Deux mois après avoir été entérinée par la loi du 22 juillet 2019, la future Agence nationale de cohésion des territoires (ANCT), destinée à faciliter le montage de projets des petites communes en réorganisant l’aide de l’Etat, ne convainc pas les élus. « Je vais vous dire ma grande déception !», a commenté Dominique Bussereau, président de l’Assemblée des départements de France, lors d’un atelier organisé par l’association le 12 septembre à Orléans sur le thème de l’ingénierie territoriale.
« Pré carré »
Première critique, le format de cette agence, qui réunira les services de l’actuel Commissariat général à l’égalité des territoires (CGET), l’Epareca, qui travaille sur la reconversion des centres commerciaux et l’Agence du numérique, mais pas l’Agence nationale de l’habitat ou l’Agence nationale de rénovation urbaine comme cela avait été un temps imaginé, même si des conventionnements pourront être mis en oeuvre. « Ces agences ont évidemment défendu leur pré carré. Donc on se retrouve in fine avec peu de chose, et même pas le Cerema. Je trouve que c’est dommage, la montagne accouche d’une souris », a-t-il déploré.

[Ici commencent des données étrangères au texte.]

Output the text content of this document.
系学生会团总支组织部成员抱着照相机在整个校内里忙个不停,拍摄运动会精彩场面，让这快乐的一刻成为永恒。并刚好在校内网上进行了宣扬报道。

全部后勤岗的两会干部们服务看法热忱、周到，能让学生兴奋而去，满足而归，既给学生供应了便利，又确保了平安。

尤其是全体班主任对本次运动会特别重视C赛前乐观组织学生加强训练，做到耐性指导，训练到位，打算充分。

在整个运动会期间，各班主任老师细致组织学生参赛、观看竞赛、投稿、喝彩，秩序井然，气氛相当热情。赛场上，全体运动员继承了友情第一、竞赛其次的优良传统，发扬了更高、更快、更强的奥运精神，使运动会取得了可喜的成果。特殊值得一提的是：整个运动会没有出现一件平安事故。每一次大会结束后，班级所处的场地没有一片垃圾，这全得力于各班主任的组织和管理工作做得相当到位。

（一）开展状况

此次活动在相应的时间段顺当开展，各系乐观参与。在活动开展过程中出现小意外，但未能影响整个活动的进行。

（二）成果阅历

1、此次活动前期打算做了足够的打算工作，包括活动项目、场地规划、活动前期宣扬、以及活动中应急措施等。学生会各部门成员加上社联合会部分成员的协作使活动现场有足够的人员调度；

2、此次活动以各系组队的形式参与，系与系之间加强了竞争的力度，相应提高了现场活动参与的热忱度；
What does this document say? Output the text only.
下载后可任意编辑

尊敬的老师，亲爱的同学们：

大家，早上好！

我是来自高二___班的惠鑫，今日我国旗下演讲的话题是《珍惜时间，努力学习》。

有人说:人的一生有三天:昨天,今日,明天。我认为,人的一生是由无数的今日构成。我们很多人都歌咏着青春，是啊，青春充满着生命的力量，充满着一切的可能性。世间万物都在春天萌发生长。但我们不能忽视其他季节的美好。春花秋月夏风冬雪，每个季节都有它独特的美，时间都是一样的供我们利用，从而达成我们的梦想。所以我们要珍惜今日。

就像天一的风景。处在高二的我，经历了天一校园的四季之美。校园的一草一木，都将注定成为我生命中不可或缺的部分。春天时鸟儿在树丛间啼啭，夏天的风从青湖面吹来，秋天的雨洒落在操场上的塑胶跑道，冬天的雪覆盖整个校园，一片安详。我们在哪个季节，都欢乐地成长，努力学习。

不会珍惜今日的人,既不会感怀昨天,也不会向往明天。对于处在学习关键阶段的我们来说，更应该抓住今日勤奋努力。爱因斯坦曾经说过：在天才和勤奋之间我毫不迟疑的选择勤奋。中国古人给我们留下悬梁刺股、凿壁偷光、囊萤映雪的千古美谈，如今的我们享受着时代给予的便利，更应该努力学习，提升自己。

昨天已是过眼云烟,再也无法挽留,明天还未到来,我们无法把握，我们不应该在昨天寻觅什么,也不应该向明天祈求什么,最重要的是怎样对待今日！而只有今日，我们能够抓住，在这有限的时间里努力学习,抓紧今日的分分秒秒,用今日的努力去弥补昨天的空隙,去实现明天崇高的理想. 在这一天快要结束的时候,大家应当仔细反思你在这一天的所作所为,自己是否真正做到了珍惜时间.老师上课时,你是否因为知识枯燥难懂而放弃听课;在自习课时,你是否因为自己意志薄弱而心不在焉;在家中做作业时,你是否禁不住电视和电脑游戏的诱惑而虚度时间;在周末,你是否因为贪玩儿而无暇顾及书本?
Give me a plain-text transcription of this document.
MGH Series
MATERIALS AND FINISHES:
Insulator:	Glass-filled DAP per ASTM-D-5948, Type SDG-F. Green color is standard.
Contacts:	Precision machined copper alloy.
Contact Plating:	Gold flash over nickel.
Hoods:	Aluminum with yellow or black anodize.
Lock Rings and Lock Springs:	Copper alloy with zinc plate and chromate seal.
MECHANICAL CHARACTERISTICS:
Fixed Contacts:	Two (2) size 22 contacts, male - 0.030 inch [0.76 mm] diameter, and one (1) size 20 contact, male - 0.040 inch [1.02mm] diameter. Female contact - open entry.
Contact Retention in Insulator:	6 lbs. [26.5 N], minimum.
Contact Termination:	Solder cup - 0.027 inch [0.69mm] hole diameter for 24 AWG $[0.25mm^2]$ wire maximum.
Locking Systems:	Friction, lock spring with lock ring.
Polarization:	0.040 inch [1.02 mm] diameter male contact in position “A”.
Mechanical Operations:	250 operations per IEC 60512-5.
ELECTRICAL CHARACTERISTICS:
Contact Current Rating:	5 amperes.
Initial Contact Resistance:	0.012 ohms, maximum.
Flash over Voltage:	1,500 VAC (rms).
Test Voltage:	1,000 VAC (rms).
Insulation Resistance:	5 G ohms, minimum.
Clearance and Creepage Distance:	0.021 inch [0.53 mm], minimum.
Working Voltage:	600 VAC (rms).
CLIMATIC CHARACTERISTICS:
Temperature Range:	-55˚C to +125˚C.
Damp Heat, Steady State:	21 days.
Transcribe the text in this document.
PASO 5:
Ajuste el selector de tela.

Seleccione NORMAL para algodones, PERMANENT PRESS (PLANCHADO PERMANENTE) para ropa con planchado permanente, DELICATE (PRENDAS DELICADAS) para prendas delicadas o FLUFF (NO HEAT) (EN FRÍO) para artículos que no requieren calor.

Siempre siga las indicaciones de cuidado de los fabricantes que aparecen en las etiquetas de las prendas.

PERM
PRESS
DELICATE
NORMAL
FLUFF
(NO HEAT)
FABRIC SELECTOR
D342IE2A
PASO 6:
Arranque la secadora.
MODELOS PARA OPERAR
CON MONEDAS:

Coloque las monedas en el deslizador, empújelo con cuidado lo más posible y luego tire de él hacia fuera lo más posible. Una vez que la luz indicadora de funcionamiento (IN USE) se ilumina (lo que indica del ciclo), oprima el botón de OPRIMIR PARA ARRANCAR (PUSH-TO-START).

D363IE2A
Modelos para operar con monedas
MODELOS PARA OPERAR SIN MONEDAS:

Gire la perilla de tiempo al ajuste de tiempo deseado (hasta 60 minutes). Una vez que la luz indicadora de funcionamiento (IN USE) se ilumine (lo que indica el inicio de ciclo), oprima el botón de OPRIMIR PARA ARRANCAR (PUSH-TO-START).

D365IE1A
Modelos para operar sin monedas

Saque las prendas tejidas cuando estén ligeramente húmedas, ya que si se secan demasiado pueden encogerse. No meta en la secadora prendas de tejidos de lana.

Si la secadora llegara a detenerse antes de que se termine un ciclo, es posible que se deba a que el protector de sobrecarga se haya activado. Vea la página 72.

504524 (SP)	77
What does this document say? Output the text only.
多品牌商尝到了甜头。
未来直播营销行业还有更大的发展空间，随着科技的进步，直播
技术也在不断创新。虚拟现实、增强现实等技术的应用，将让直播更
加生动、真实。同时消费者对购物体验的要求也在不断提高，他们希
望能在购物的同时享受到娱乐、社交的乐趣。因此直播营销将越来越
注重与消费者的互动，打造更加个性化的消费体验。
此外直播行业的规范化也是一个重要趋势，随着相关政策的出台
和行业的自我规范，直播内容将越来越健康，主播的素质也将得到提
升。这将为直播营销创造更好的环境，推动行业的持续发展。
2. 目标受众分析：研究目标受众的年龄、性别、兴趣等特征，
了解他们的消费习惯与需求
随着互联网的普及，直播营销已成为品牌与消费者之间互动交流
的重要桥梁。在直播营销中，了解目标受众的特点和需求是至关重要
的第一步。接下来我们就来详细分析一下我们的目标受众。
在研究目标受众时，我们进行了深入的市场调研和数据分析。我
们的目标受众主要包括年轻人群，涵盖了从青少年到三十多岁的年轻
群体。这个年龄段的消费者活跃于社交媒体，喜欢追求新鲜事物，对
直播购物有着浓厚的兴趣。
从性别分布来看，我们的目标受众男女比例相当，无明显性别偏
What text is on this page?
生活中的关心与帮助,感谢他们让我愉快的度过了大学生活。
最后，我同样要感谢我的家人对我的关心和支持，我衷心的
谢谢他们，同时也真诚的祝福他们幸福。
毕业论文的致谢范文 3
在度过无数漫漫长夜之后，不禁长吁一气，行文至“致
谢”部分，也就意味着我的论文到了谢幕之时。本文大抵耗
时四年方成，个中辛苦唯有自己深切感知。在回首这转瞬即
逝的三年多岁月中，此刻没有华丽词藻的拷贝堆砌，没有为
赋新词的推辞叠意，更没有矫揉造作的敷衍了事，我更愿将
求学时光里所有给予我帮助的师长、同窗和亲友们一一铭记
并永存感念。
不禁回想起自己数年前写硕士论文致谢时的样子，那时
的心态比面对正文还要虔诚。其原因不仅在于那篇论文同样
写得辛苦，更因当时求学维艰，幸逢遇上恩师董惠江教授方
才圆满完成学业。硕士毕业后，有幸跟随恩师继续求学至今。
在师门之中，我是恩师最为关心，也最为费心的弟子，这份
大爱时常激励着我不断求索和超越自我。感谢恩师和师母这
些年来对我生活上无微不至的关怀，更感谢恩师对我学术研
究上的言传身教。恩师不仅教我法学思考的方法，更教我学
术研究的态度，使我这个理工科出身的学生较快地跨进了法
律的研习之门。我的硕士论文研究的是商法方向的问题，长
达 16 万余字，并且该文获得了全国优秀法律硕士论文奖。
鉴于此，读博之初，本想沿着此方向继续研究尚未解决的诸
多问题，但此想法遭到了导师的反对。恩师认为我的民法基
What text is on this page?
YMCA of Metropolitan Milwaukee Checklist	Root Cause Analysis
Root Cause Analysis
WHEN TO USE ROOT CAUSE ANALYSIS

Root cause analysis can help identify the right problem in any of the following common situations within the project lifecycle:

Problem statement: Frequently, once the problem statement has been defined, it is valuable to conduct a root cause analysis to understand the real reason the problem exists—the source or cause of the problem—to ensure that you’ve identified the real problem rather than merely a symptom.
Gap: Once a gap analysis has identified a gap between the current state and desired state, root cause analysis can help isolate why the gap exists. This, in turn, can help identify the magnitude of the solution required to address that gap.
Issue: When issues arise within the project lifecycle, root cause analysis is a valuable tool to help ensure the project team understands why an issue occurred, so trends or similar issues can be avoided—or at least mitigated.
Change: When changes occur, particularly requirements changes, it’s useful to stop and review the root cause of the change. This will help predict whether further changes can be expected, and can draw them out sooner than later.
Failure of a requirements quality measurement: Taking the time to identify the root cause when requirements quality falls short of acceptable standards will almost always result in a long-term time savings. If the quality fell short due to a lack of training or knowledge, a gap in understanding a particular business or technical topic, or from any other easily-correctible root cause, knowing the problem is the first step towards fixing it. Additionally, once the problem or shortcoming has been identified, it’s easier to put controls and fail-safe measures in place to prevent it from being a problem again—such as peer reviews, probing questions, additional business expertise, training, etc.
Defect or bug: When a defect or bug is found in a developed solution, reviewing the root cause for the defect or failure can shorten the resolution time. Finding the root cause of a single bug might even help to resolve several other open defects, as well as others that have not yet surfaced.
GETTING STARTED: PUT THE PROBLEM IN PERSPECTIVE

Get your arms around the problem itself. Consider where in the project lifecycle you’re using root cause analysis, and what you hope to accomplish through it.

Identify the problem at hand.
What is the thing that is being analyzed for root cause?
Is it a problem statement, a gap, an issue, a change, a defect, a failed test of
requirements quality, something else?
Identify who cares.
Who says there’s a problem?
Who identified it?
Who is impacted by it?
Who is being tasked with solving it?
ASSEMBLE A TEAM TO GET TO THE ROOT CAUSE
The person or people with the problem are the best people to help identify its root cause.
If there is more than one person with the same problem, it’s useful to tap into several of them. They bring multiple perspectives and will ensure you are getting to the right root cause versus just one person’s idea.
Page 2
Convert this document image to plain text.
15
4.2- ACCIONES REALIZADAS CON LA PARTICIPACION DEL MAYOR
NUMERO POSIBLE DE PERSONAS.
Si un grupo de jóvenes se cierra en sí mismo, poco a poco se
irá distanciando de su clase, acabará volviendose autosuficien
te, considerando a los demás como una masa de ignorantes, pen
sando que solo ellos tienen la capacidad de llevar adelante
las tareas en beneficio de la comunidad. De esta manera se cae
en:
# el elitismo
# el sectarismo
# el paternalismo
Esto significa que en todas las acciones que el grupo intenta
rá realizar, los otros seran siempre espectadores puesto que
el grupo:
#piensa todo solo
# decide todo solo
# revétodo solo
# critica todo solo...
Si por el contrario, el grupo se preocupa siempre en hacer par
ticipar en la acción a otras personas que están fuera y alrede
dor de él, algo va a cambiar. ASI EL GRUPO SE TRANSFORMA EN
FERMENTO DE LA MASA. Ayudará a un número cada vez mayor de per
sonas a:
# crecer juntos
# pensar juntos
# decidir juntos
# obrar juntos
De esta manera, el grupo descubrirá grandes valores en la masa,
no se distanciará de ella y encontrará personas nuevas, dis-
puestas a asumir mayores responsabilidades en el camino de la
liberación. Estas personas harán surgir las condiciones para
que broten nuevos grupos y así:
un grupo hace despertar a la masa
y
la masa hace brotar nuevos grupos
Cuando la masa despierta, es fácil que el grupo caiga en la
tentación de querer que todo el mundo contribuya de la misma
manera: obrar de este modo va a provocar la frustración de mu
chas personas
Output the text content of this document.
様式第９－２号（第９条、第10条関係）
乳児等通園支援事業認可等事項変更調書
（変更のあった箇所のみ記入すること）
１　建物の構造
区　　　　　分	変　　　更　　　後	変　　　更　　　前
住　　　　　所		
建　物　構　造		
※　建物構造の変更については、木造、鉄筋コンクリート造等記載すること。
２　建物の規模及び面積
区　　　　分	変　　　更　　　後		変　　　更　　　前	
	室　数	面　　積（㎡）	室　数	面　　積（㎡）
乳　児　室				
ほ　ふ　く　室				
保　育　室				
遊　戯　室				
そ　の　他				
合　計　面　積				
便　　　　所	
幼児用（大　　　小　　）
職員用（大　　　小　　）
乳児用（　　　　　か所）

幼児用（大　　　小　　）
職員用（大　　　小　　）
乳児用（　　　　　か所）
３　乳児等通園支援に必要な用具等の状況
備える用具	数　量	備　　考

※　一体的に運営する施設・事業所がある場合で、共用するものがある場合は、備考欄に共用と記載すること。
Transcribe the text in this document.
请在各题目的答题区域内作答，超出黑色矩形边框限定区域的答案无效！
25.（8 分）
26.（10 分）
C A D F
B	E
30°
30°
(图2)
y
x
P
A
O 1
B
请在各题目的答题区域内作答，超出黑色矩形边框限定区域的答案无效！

Invitée des débats, Sophie Duval Huwart, directrice du développement des capacités des territoires au CGET, a pourtant tenté de rassurer en expliquant qu’il s’agissait d’un choix « pragmatique » pour que l’agence « soit opérationnelle le plus rapidement possible ». Sa mise en place est prévue au 1er janvier 2020 », a-t-elle indiqué, et la future agence devrait réunir « 300 à 400 personnes à Paris ».
En revanche dans les territoires, elle n’aura pas pignon sur rue. Il n’y aura ni locaux, ni matérialisation de sa présence. La porte d’entrée sera le préfet du département, qui aura donc une nouvelle casquette, celle de délégué territorial de l’ANCT. C’est lui que les élus iront voir en cas de difficulté pour faire aboutir leurs projets. A charge pour lui de leur fournir une assistance « sur mesure », en mobilisant les services de l’Etat au niveau départemental, régional, voire national s’il s’agit d’un dossier particulièrement pointu. « Il ne s’agit pas juste de se mettre autour d’une table et de discuter, a-t-elle insisté, mais aussi de modifier nos process si nécessaire. C’est un changement de méthode ».
Des services techniques démunis
Là encore, le dispositif ne séduit pas vraiment. Le problème, souligne Dominique Bussereau, c’est que le préfet va se sentir à la fois seul et démuni dans des départements où « tous les gouvernements, y compris ceux auxquels j’ai participé, ont diminué à l’os la présence des services techniques de l’Etat ». Selon lui, plutôt que d’avoir 300 à 400 personnes à Paris, il vaudrait mieux nommer auprès de chaque préfet « un ou deux fonctionnaires de haut niveau sur le modèle des équipes des SGAR ». « Là oui, cela nous aiderait à faire avancer les dossiers, et nous verrions alors l’agence avec moins de déception », a-t-il complété.
Dernière crainte enfin, le risque de concurrence, ou de redondance, entre cette nouvelle agence et les dispositifs d’ingénierie territoriale qui ont été mis en place ces dernières années par de nombreux conseils départementaux, précisément pour pallier le désengagement de l’Etat dans ce domaine. « Le défi sera de bien travailler ensemble », a résumé Frédéric Néraud, vice-président du conseil départemental du Loiret. Toutefois, au-delà de ces réserves, les participants se sont défendus d’être négatifs, et espèrent que le nouveau système fonctionnera « pour répondre à l’attente très forte des élus, et notamment des maires ».